In honor of the scheduled opening of the new Civil Rights museum in downtown Greensboro, which highlights the Woolworth Sit-ins that happened at the same location, an analyses of a black American poet's work seems in order.
Langston Hughes was one of the most influential writer's of the Harlem Renaissance. His poetry garnered attention from white and black Americans alike. One of his most powerful poems, "I, Too, Sing America" explains how black men returning from WWI or preparing to serve in WWII may have felt.
Hughes begins his poem by stating bluntly "I am the darker brother. They send me to eat in the kitchen When company comes." This statement reminds the reader of the rights that blacks had not yet attained, even in the liberal North at the time. Black Americans were still sent to the kitchen to eat, or at restaurants they could order food from the back of the building, but not eat in the main dining room. But the speaker does not allow this to bother him for in the next lines he says, "But I laugh, And eat well, And grow strong." This is the jovial attitude of the "Negro Soldier".
He is hopeful for the future in the next stanza, "Tomorrow, I'll sit at the table When company comes. Nobody'll dare Say to me, "Eat in the kitchen," Then." The use of "Nobody'll" as dialect and the general tone of spoken language in this sentence suggests it is a statement made aloud by the speaker, maybe to himself, maybe to the cook, maybe to a fellow soldier.

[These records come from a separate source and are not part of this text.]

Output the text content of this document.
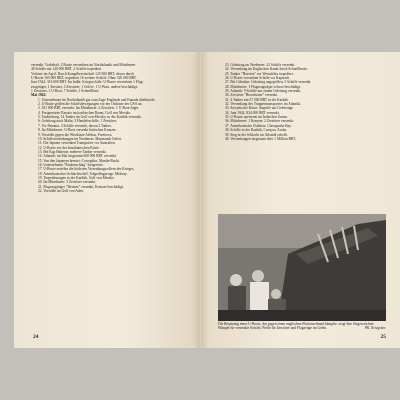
versenkt. Vorbehalt: 2 Boote versenkten im Nordatlantik und Mittelmeer
40 Schiffe mit 140 000 BRT. 2 Schiffe torpediert.
Verluste im April: Durch Kampfbereitschaft 125 000 BRT, davon durch
U-Boote 165 000 BRT, torpediert 16 weitere Schiffe. Ohne 320 000 BRT.
Juni 1942: 316 000 BRT. Im Indik: Kriegsschiffe: U-Boote versenkten 1 Flug-
zeugträger, 1 Kreuzer, 3 Zerstörer, 1 Geleit-, 1 U-Boot, andere beschädigt:
1 Zerstörer, 1 U-Boot, 7 Schiffe, 1 Schnellboot.
Mai 1942:
1. Unternehmen im Nordatlantik gut zum Zuge Englands und Kanada überbracht.
2. U-Boote griffen die Schiffsbewegungen vor der Ostküste der USA an.
3. 181 000 BRT versenkt. Im Mittelmeer: 2 Zerstörer, 1 U-Boot-Jäger.
4. Fortgesetzter Einsatz im karibischen Raum, Golf von Mexiko.
5. Tankerkrieg: 14 Tanker im Golf von Mexiko, in der Karibik versenkt.
6. Geleitzug nach Malta: 3 Handelsschiffe, 1 Zerstörer.
7. Vor Panama: 3 Schiffe versenkt, davon 2 Tanker.
8. Im Mittelmeer: U-Boot versenkt britischen Kreuzer.
9. Vorstöße gegen die Westküste Afrikas, Freetown.
10. Schiffsversenkungen im Nordmeer, Murmansk-Geleit.
11. Die Japaner versenken Transporter vor Australien.
12. U-Boote vor der brasilianischen Küste.
13. Bei Kap Hatteras: mehrere Tanker versenkt.
14. Atlantik: im Mai insgesamt 600 000 BRT versenkt.
15. Von den Japanern besetzt: Corregidor, Manila-Bucht.
16. Unternehmen "Paukenschlag" fortgesetzt.
17. U-Boote erzielen die höchsten Versenkungsziffern des Krieges.
18. Amerikanisches Schlachtschiff, Trägerflugzeuge, Midway.
19. Torpedierungen in der Karibik, Golf von Mexiko.
20. Im Mittelmeer: 3 Zerstörer versenkt.
21. Flugzeugträger "Hermes" versenkt, Kreuzer beschädigt.
22. Vorstöße im Golf von Aden.
24
23. Geleitzug im Nordmeer: 22 Schiffe versenkt.
24. Versenkung im Englischen Kanal durch Schnellboote.
25. Tanker "Havsten" vor Westafrika torpediert.
26. U-Boote versenken Schiffe vor Kapstadt.
27. Bei Gibraltar: Geleitzug angegriffen, 5 Schiffe versenkt.
28. Mittelmeer: 1 Flugzeugträger schwer beschädigt.
29. Atlantik: 9 Schiffe aus einem Geleitzug versenkt.
30. Zerstörer "Broadwater" versenkt.
31. 4 Tanker mit 37 000 BRT in der Karibik.
32. Versenkung des Truppentransporters im Atlantik.
33. Sowjetische Küste: Angriffe auf Geleitzüge.
34. Juni 1942: 834 000 BRT versenkt.
35. U-Boote operieren im Indischen Ozean.
36. Mittelmeer: 1 Kreuzer, 2 Zerstörer versenkt.
37. Amerikanische Ostküste, Chesapeake Bay.
38. Schiffe in der Karibik, Curaçao, Aruba.
39. Sieg in der Schlacht im Atlantik erhofft.
40. Versenkungen insgesamt über 1 Million BRT.
Die Besatzung eines U-Boots, das gegen einen englischen Flottenverband kämpfte, zeigt ihre Siegeszeichen: Wimpel für versenkte Schiffe, Pfeile für Zerstörer und Flugzeuge im Geleit.	PK. Kriegsber.
25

The last four lines are crucial to developing how the white community has not yet accepted the sacrifices of black soldiers. "Besides, They'll see how beautiful I am And be ashamed--I, too, am America." Hughes holds nothing back in these last lines as he makes the powerful statement that blacks in WWI, the first war since the Civil War, show their pride to be Americans and choose to enlist in the military for the first time.

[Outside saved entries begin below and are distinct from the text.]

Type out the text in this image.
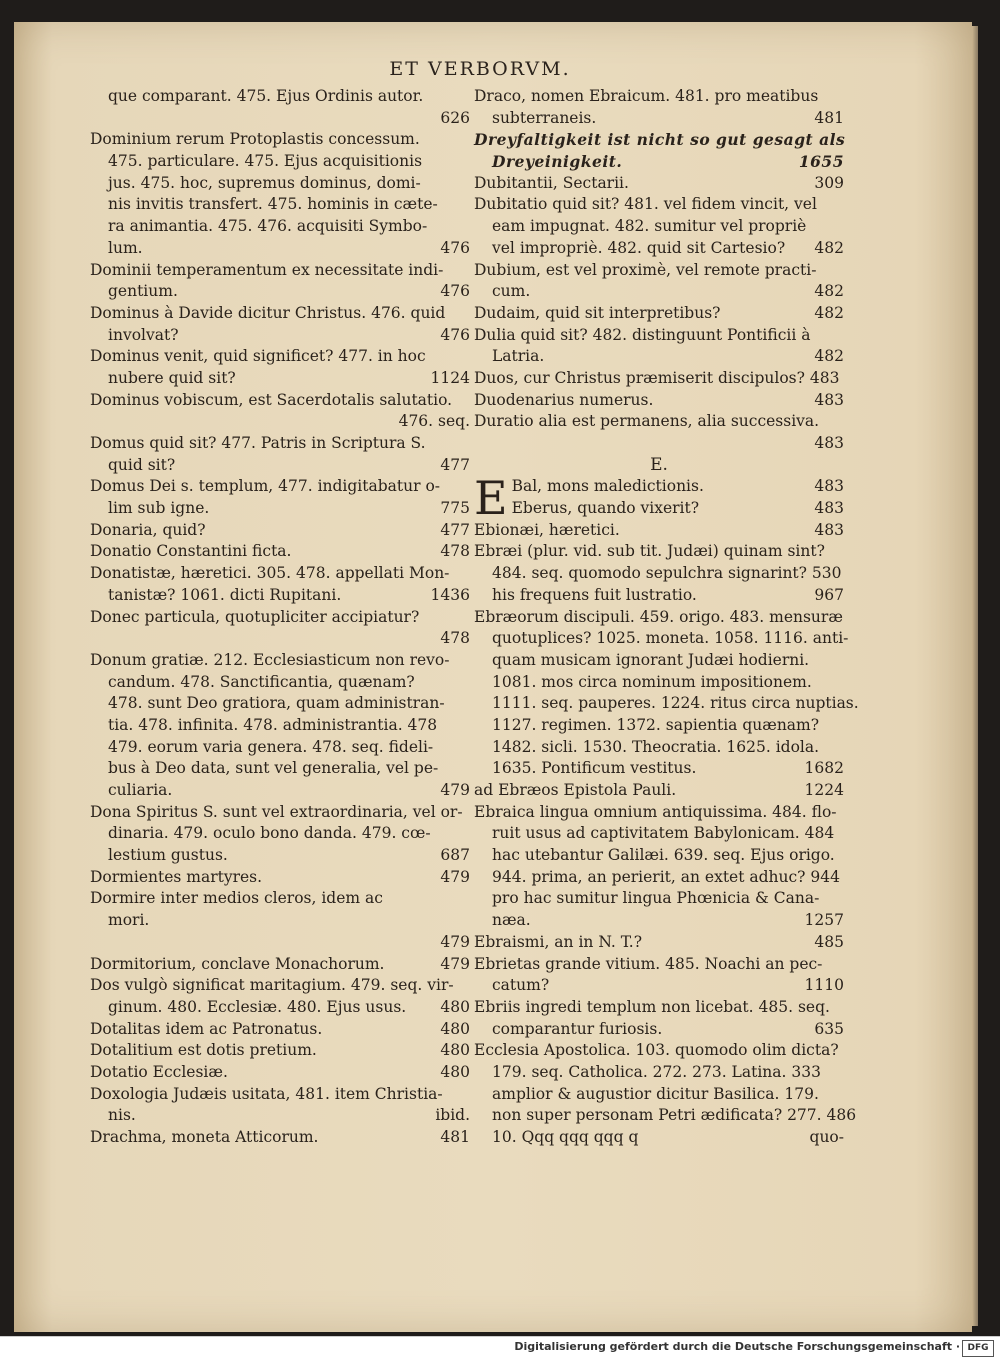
ET VERBORVM.
que comparant. 475. Ejus Ordinis autor.
626
Dominium rerum Protoplastis concessum.
475. particulare. 475. Ejus acquisitionis
jus. 475. hoc, supremus dominus, domi-
nis invitis transfert. 475. hominis in cæte-
ra animantia. 475. 476. acquisiti Symbo-
lum.	476
Dominii temperamentum ex necessitate indi-
gentium.	476
Dominus à Davide dicitur Christus. 476. quid
involvat?	476
Dominus venit, quid significet? 477. in hoc
nubere quid sit?	1124
Dominus vobiscum, est Sacerdotalis salutatio.
476. seq.
Domus quid sit? 477. Patris in Scriptura S.
quid sit?	477
Domus Dei s. templum, 477. indigitabatur o-
lim sub igne.	775
Donaria, quid?	477
Donatio Constantini ficta.	478
Donatistæ, hæretici. 305. 478. appellati Mon-
tanistæ? 1061. dicti Rupitani.	1436
Donec particula, quotupliciter accipiatur?
478
Donum gratiæ. 212. Ecclesiasticum non revo-
candum. 478. Sanctificantia, quænam?
478. sunt Deo gratiora, quam administran-
tia. 478. infinita. 478. administrantia. 478
479. eorum varia genera. 478. seq. fideli-
bus à Deo data, sunt vel generalia, vel pe-
culiaria.	479
Dona Spiritus S. sunt vel extraordinaria, vel or-
dinaria. 479. oculo bono danda. 479. cœ-
lestium gustus.	687
Dormientes martyres.	479
Dormire inter medios cleros, idem ac
mori.
479
Dormitorium, conclave Monachorum.	479
Dos vulgò significat maritagium. 479. seq. vir-
ginum. 480. Ecclesiæ. 480. Ejus usus. 480
Dotalitas idem ac Patronatus.	480
Dotalitium est dotis pretium.	480
Dotatio Ecclesiæ.	480
Doxologia Judæis usitata, 481. item Christia-
nis.	ibid.
Drachma, moneta Atticorum.	481
Draco, nomen Ebraicum. 481. pro meatibus
subterraneis.	481
Dreyfaltigkeit ist nicht so gut gesagt als
Dreyeinigkeit.	1655
Dubitantii, Sectarii.	309
Dubitatio quid sit? 481. vel fidem vincit, vel
eam impugnat. 482. sumitur vel propriè
vel impropriè. 482. quid sit Cartesio? 482
Dubium, est vel proximè, vel remote practi-
cum.	482
Dudaim, quid sit interpretibus?	482
Dulia quid sit? 482. distinguunt Pontificii à
Latria.	482
Duos, cur Christus præmiserit discipulos? 483
Duodenarius numerus.	483
Duratio alia est permanens, alia successiva.
483
E.
E Bal, mons maledictionis.	483
Eberus, quando vixerit?	483
Ebionæi, hæretici.	483
Ebræi (plur. vid. sub tit. Judæi) quinam sint?
484. seq. quomodo sepulchra signarint? 530
his frequens fuit lustratio.	967
Ebræorum discipuli. 459. origo. 483. mensuræ
quotuplices? 1025. moneta. 1058. 1116. anti-
quam musicam ignorant Judæi hodierni.
1081. mos circa nominum impositionem.
1111. seq. pauperes. 1224. ritus circa nuptias.
1127. regimen. 1372. sapientia quænam?
1482. sicli. 1530. Theocratia. 1625. idola.
1635. Pontificum vestitus.	1682
ad Ebræos Epistola Pauli.	1224
Ebraica lingua omnium antiquissima. 484. flo-
ruit usus ad captivitatem Babylonicam. 484
hac utebantur Galilæi. 639. seq. Ejus origo.
944. prima, an perierit, an extet adhuc? 944
pro hac sumitur lingua Phœnicia & Cana-
næa.	1257
Ebraismi, an in N. T.?	485
Ebrietas grande vitium. 485. Noachi an pec-
catum?	1110
Ebriis ingredi templum non licebat. 485. seq.
comparantur furiosis.	635
Ecclesia Apostolica. 103. quomodo olim dicta?
179. seq. Catholica. 272. 273. Latina. 333
amplior & augustior dicitur Basilica. 179.
non super personam Petri ædificata? 277. 486
10. Qqq qqq qqq q	quo-
Digitalisierung gefördert durch die Deutsche Forschungsgemeinschaft · DFG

This is such an influential piece because it commands that black soldiers are more than equal to white soldiers. In the former era, blacks were slaves, and not allowed to enlist. In the era of the poem, blacks are allowed, and instead of holding a grudge to their once masters, the stand up and make the statement that they, too, are Americans.
The copy of the poem referred to for this analyses can be found in Hazel Felleman's collection Poems That Live Forever.